The pharmaceutical giant AbbVie (NYSE: ABBV) has been taking advantage of the patent system for roughly five years to protect its monopoly over one of the top-selling prescription medications in the United States. AbbVie's patent on Humira should have expired in 2016, but it used the system to block a generic version of the drug from being introduced until this year.
A generic version of Humira had already been approved by regulators before its patent expired, but AbbVie sued competitors and applied for an additional 311 Humira-related patents to legally ensure the drug remained unrivaled. If a generic drug had gone on the market in 2016 as expected, the price of Humira would have dropped, saving patients billions of dollars.
Instead, AbbVie has gone on to raise the drug's price by an additional 60%, raking in $114 billion in revenue from Humira just since the end of 2016. According to one study, Medicare spent an additional $2.2 billion on Humira from 2016 to 2019 thanks to AbbVie's dominance of the market. Patients interviewed for the study reported delaying retirement or going without treatment due to the high out-of-pocket price of the drug.
Next week, the same generic drug that received regulator approval years ago will finally become available, along with up to nine other knock-off versions. Thanks to settlements with competitors for earlier suits, AbbVie will still make royalties off of the competing drugs.
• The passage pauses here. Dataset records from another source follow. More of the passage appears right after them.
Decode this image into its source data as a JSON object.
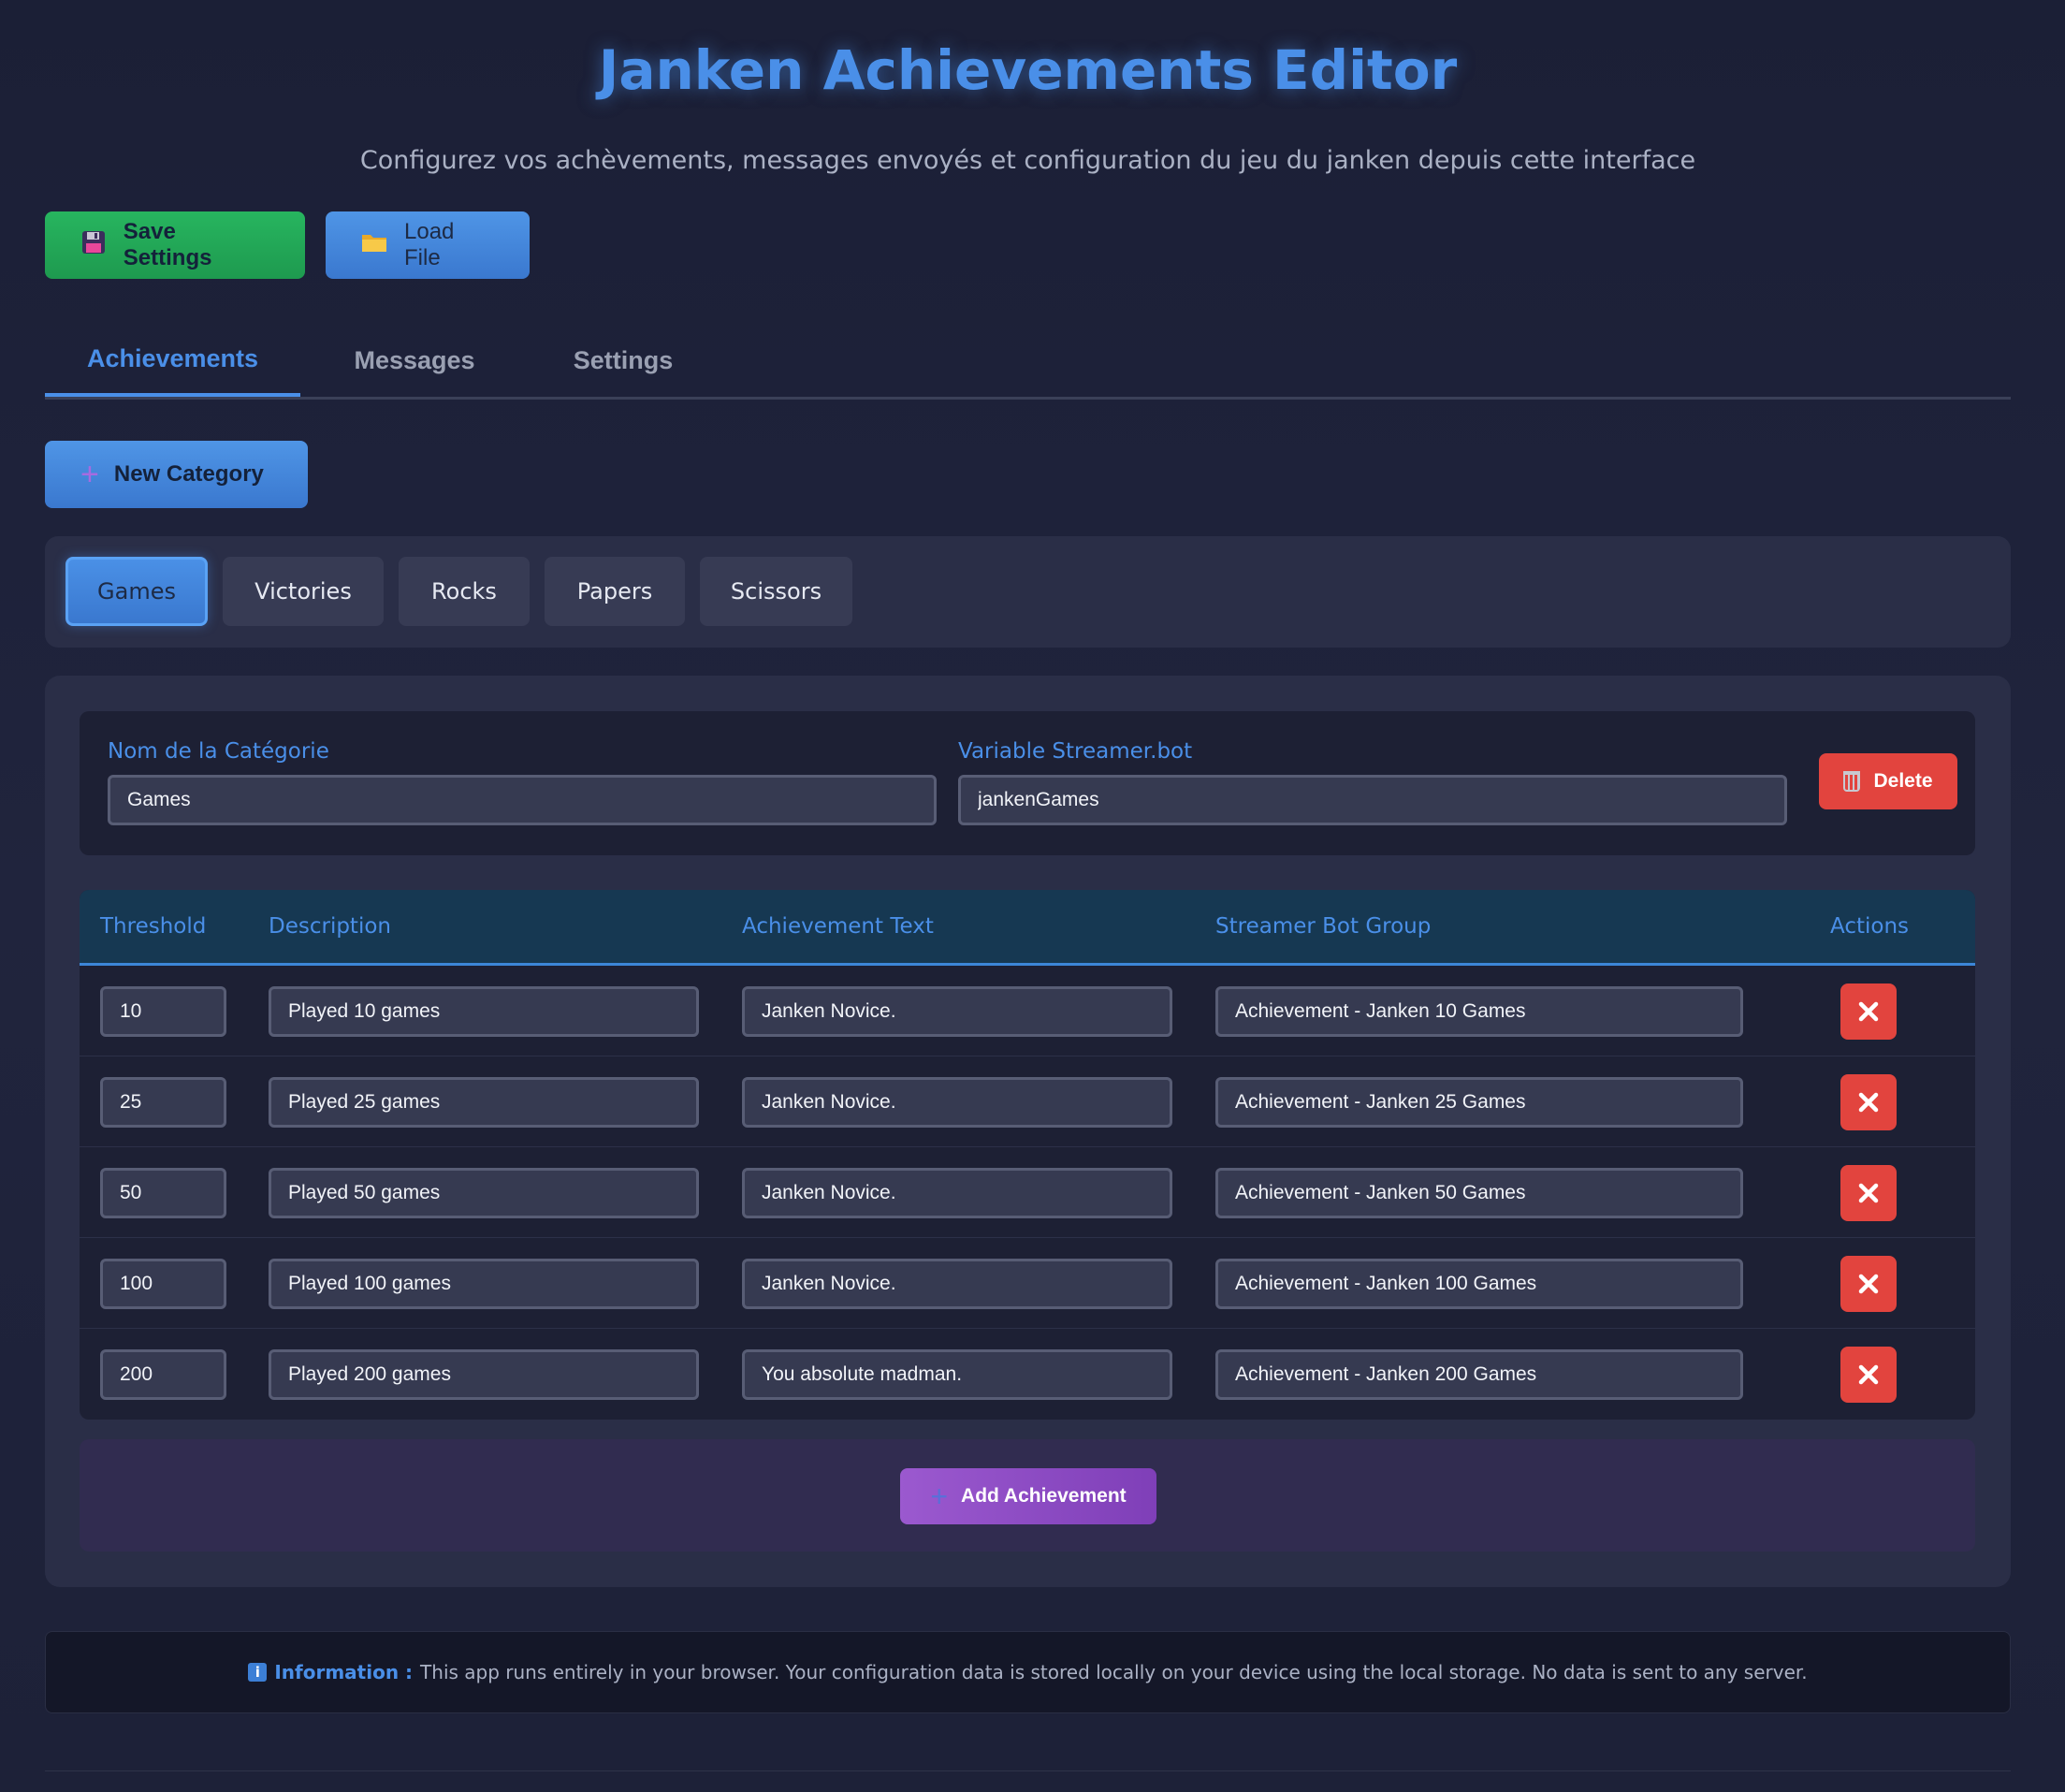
{
  "header": {
    "title": "Janken Achievements Editor",
    "subtitle": "Configurez vos achèvements, messages envoyés et configuration du jeu du janken depuis cette interface"
  },
  "toolbar": {
    "save_label": "Save Settings",
    "save_icon": "floppy-disk-icon",
    "load_label": "Load File",
    "load_icon": "folder-icon"
  },
  "tabs": [
    {
      "label": "Achievements",
      "active": true
    },
    {
      "label": "Messages",
      "active": false
    },
    {
      "label": "Settings",
      "active": false
    }
  ],
  "new_category_label": "New Category",
  "categories": [
    {
      "label": "Games",
      "active": true
    },
    {
      "label": "Victories",
      "active": false
    },
    {
      "label": "Rocks",
      "active": false
    },
    {
      "label": "Papers",
      "active": false
    },
    {
      "label": "Scissors",
      "active": false
    }
  ],
  "category_form": {
    "name_label": "Nom de la Catégorie",
    "name_value": "Games",
    "variable_label": "Variable Streamer.bot",
    "variable_value": "jankenGames",
    "delete_label": "Delete"
  },
  "table": {
    "headers": [
      "Threshold",
      "Description",
      "Achievement Text",
      "Streamer Bot Group",
      "Actions"
    ],
    "rows": [
      {
        "threshold": "10",
        "description": "Played 10 games",
        "text": "Janken Novice.",
        "group": "Achievement - Janken 10 Games"
      },
      {
        "threshold": "25",
        "description": "Played 25 games",
        "text": "Janken Novice.",
        "group": "Achievement - Janken 25 Games"
      },
      {
        "threshold": "50",
        "description": "Played 50 games",
        "text": "Janken Novice.",
        "group": "Achievement - Janken 50 Games"
      },
      {
        "threshold": "100",
        "description": "Played 100 games",
        "text": "Janken Novice.",
        "group": "Achievement - Janken 100 Games"
      },
      {
        "threshold": "200",
        "description": "Played 200 games",
        "text": "You absolute madman.",
        "group": "Achievement - Janken 200 Games"
      }
    ]
  },
  "add_achievement_label": "Add Achievement",
  "info": {
    "label": "Information :",
    "text": "This app runs entirely in your browser. Your configuration data is stored locally on your device using the local storage. No data is sent to any server."
  },
  "colors": {
    "accent": "#4a8fe8",
    "save": "#27b55f",
    "danger": "#e2443e",
    "add": "#9b59cf",
    "background": "#1b1f36"
  }
}
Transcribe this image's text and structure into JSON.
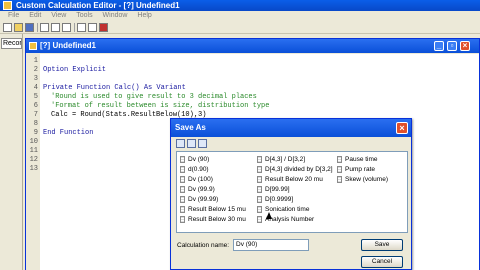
{
  "app": {
    "title": "Custom Calculation Editor - [?] Undefined1",
    "menu": [
      "File",
      "Edit",
      "View",
      "Tools",
      "Window",
      "Help"
    ],
    "left_tab": "Recor"
  },
  "editor": {
    "title": "[?] Undefined1",
    "line_numbers": [
      "1",
      "2",
      "3",
      "4",
      "5",
      "6",
      "7",
      "8",
      "9",
      "10",
      "11",
      "12",
      "13"
    ],
    "code": {
      "l2": "Option Explicit",
      "l4": "Private Function Calc() As Variant",
      "l5": "'Round is used to give result to 3 decimal places",
      "l6": "'Format of result between is size, distribution type",
      "l7": "Calc = Round(Stats.ResultBelow(10),3)",
      "l9": "End Function"
    }
  },
  "dialog": {
    "title": "Save As",
    "items_col1": [
      "Dv (90)",
      "d(0.90)",
      "Dv (100)",
      "Dv (99.9)",
      "Dv (99.99)",
      "Result Below 15 mu",
      "Result Below 30 mu"
    ],
    "items_col2": [
      "D[4,3] / D[3,2]",
      "D[4,3] divided by D[3,2]",
      "Result Below 20 mu",
      "D[99.99]",
      "D[0.9999]",
      "Sonication time",
      "Analysis Number"
    ],
    "items_col3": [
      "Pause time",
      "Pump rate",
      "Skew (volume)"
    ],
    "name_label": "Calculation name:",
    "name_value": "Dv (90)",
    "save_label": "Save",
    "cancel_label": "Cancel"
  },
  "colors": {
    "titlebar": "#0a5ee8",
    "comment": "#2a8a2a",
    "keyword": "#1a1aa0"
  }
}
While AbbVie is far from alone in its manipulation of the pharmaceutical patent system, it has gone farther than most, according to experts.
"Humira is the poster child for many of the biggest concerns with the pharmaceutical industry," a drug pricing expert at Washington University, Rachel Sachs, told The New York Times. "AbbVie and Humira showed other companies what it was possible to do."
There are two primary ways that AbbVie and other pharma giants like Merck (NYSE: MRK) and Amgen (NASDAQ: AMGN) use the patent system to block competition. First and most simply, they may sue and later settle with competitors for allegedly violating their patents, whether or not the case has merit. As a part of the settlement agreement, competitors are required to delay the introduction of the competing drug.
On the other hand, some companies, like AbbVie, file hundreds of nearly identical patents on treatments related to the original drug in order to extend protections. For example, one of Humira's early patents stated that it could be used to treat a kind of arthritis called ankylosing spondylitis, but another patent for Humira's ankylosing spondylitis treatment was later approved because it included specific dosages for the condition. As a result, Humira's patent protections were extended.
One of AbbVie's own top executives, Bill Chase, admitted in 2014 that the company's patent strategy regarding Humira was meant to "make it more difficult for a biosimilar to follow behind."
Biosimilars, in contrast to generic drugs, are non-identical competitors for complex biologic medicines. Biosimilars were first established in the U.S. pharmaceutical industry by the 2010 Affordable Care Act in an effort to bring down drug prices.
While other countries have seen the positive cost-cutting effects of biosimilars, pharmaceutical companies in the U.S. have used the patent system to stop biosimilars from challenging their market control.